Mit der Verordnung gingen die Gäste zur Kurverwaltung und bekamen ihre Badekarten. Diese wurde von den Kontrolleusen überprüft. „Das war eine große Verantwortung, denn wenn etwas nicht stimmte, mussten wir den Arzt anrufen. Deshalb hatten wir auch in jedem Badehaus schon ein Telefon.“
Hildegard war offenbar eine sehr beliebte junge Dame, denn sie erinnert sich an so manche kleinen Geschenke der Badegäste. Einmal kam zu Weihnachten ein großes Präsent von der Firma 4711. Da sie nichts bestellt hatte, fragte sie in Köln nach.

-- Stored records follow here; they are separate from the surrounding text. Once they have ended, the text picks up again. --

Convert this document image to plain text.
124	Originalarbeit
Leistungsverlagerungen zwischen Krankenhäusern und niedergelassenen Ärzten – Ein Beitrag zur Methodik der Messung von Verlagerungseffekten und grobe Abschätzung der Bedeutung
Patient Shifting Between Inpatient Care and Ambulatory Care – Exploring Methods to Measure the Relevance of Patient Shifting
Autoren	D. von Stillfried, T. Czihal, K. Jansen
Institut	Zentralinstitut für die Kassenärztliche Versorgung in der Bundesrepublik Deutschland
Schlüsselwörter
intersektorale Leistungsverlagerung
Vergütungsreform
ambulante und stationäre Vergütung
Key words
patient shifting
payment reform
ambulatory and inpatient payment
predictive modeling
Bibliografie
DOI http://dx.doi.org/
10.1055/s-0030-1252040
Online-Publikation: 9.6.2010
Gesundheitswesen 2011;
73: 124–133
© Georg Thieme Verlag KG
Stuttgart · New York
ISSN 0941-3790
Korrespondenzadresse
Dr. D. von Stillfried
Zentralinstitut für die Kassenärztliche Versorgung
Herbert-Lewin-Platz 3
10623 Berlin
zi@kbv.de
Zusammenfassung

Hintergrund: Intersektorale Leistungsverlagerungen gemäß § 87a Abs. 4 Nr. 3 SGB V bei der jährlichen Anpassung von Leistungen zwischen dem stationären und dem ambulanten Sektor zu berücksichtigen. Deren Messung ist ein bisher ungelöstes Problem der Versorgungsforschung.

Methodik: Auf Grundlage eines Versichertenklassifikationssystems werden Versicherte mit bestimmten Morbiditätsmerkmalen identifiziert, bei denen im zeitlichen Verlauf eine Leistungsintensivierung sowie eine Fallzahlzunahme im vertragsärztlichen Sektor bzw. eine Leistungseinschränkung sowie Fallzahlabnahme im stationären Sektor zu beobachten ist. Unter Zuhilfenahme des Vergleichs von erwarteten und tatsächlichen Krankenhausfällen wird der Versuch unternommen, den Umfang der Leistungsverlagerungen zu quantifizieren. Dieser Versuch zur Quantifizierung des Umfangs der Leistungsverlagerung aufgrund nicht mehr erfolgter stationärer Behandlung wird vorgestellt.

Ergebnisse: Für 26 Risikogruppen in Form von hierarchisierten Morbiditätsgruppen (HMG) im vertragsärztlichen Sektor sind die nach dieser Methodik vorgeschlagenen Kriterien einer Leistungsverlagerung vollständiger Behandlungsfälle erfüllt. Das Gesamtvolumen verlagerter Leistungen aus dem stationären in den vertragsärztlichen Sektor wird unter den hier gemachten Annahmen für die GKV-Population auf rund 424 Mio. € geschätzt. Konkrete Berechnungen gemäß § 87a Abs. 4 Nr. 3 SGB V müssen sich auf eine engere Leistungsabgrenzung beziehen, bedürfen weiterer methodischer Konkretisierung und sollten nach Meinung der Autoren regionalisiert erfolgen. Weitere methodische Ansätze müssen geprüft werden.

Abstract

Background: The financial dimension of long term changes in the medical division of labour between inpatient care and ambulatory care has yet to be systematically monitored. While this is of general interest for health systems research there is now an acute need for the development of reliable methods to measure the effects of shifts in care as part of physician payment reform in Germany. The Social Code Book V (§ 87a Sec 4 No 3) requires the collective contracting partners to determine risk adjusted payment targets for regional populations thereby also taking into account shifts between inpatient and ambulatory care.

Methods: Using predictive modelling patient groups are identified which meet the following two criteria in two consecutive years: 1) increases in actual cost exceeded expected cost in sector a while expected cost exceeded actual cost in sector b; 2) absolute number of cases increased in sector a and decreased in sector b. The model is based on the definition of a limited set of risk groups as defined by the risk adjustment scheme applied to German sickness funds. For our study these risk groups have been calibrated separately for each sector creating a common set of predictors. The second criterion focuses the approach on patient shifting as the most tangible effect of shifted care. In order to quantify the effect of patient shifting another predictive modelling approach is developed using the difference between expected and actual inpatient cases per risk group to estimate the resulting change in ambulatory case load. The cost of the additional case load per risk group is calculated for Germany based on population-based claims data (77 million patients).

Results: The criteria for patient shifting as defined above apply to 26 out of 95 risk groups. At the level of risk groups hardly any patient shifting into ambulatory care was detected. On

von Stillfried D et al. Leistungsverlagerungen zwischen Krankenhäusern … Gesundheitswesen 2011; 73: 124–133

Dort sagte man ihr, das sei ein Auftrag aus Amerika. Schließlich stellte sich heraus, dass ein Badegast sich auf diese Weise bedanken wollte. Gut in Erinnerung ist Hildegard Pfeffer „Frau Nickenich“: „Wir nannten sie so, weil sie sich immer, wenn sie Trinkgeld bekam, verbeugte.“
Auch an den „zahmen Engländer“ erinnert sie sich, der vorweg schon an die Kurverwaltung schrieb, man solle Fräulein Hildegard informieren, dass die verrückten Engländer wieder kämen.

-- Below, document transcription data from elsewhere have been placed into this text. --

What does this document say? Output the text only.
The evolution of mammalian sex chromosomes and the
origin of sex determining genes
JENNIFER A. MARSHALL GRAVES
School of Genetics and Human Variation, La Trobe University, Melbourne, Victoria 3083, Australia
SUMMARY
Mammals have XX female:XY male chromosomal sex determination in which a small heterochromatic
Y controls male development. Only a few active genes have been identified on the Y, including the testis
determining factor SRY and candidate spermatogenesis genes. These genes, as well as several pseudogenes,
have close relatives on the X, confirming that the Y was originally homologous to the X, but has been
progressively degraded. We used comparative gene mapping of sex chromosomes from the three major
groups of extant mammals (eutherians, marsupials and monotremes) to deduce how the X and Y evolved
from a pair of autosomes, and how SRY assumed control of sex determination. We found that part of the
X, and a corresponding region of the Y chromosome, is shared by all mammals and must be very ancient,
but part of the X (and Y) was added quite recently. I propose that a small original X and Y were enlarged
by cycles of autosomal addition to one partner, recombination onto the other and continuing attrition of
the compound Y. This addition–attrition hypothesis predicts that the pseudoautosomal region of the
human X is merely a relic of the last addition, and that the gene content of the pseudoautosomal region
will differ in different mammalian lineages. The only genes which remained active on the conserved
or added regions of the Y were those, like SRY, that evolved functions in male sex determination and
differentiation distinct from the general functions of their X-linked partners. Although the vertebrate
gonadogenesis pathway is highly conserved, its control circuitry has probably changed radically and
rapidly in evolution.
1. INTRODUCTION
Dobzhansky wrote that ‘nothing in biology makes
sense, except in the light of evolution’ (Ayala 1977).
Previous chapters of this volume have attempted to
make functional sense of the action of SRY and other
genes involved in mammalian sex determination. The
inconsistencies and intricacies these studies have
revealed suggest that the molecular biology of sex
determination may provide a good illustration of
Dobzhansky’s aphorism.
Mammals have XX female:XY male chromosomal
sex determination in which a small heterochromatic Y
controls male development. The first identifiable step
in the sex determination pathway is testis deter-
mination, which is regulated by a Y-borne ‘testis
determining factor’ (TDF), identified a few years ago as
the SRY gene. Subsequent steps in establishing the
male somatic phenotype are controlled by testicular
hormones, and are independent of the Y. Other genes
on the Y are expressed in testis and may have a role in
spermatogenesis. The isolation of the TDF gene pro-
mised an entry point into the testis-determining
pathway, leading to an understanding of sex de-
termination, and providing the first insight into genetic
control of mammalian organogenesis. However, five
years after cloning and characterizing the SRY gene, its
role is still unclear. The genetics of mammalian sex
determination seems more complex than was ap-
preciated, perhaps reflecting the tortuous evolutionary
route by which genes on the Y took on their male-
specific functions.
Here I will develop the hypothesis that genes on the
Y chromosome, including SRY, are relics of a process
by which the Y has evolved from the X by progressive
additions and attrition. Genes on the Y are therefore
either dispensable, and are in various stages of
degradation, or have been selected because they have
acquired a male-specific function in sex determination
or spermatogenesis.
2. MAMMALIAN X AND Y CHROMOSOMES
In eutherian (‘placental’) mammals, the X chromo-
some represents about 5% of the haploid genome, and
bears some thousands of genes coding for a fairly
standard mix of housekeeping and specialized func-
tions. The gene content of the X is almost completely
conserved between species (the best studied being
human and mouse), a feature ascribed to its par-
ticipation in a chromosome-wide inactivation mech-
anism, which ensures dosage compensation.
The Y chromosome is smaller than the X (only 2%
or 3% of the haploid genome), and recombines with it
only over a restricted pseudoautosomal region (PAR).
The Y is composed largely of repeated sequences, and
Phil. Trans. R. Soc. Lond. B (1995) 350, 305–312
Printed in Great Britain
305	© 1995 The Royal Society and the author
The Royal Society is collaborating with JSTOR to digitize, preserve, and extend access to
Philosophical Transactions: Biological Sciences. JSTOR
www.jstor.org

„Der hatte einen Narren an mir gefressen, weil ich so gerne Schottenröcke trug“, erzählt sie lachend. Beim Besuch von König Ibn Saud stand ihre Schwester mit Oberbademeister Lindner an der Hintertür zum Fürstenbad zum Empfang bereit. Die säbelbehangenen Wächter sieht sie noch heute vor sich.

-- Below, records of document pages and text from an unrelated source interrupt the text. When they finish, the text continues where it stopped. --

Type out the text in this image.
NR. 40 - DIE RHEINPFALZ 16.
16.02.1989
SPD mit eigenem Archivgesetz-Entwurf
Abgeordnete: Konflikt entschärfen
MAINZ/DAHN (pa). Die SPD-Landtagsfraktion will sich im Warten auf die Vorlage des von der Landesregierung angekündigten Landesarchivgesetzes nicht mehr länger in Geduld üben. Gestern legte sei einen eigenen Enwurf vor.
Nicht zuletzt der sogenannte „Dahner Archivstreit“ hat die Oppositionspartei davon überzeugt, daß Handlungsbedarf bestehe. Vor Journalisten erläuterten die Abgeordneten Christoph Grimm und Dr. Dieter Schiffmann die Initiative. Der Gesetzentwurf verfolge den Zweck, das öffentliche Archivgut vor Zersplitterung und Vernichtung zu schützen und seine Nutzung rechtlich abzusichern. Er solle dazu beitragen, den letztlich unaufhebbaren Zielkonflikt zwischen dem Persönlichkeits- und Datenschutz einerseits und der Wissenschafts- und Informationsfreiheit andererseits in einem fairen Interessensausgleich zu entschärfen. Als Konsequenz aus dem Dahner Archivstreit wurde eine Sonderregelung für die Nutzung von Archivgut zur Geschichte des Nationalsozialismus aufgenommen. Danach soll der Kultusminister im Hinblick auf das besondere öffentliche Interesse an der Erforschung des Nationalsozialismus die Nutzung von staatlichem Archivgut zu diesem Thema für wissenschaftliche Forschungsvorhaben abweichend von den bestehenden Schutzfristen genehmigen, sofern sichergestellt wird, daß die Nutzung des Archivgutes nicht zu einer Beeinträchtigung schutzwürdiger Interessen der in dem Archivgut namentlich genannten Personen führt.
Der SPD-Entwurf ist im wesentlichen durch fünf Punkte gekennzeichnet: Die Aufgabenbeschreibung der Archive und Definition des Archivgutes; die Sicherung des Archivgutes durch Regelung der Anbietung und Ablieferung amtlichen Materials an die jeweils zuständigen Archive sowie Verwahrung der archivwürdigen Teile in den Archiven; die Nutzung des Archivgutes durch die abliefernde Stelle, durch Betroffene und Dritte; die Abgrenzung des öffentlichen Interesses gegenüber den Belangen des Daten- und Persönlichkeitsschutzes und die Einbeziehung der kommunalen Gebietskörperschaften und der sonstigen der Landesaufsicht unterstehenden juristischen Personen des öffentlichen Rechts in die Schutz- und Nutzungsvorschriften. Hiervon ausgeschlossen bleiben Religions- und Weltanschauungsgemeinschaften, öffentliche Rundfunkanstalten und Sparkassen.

Bevor der Badebetrieb im Sprudelhof endete, ging Hildegard Pfeffer 1990 nach 36 Jahren in den Ruhestand. „Ich habe nicht viel verdient, aber es war meine schönste Zeit“, resümiert sie.
So gerne würde sie noch einmal eine Baustellenführung im Sprudelhof machen, aber das wird aus gesundheitlichen Gründen wohl nicht mehr möglich sein.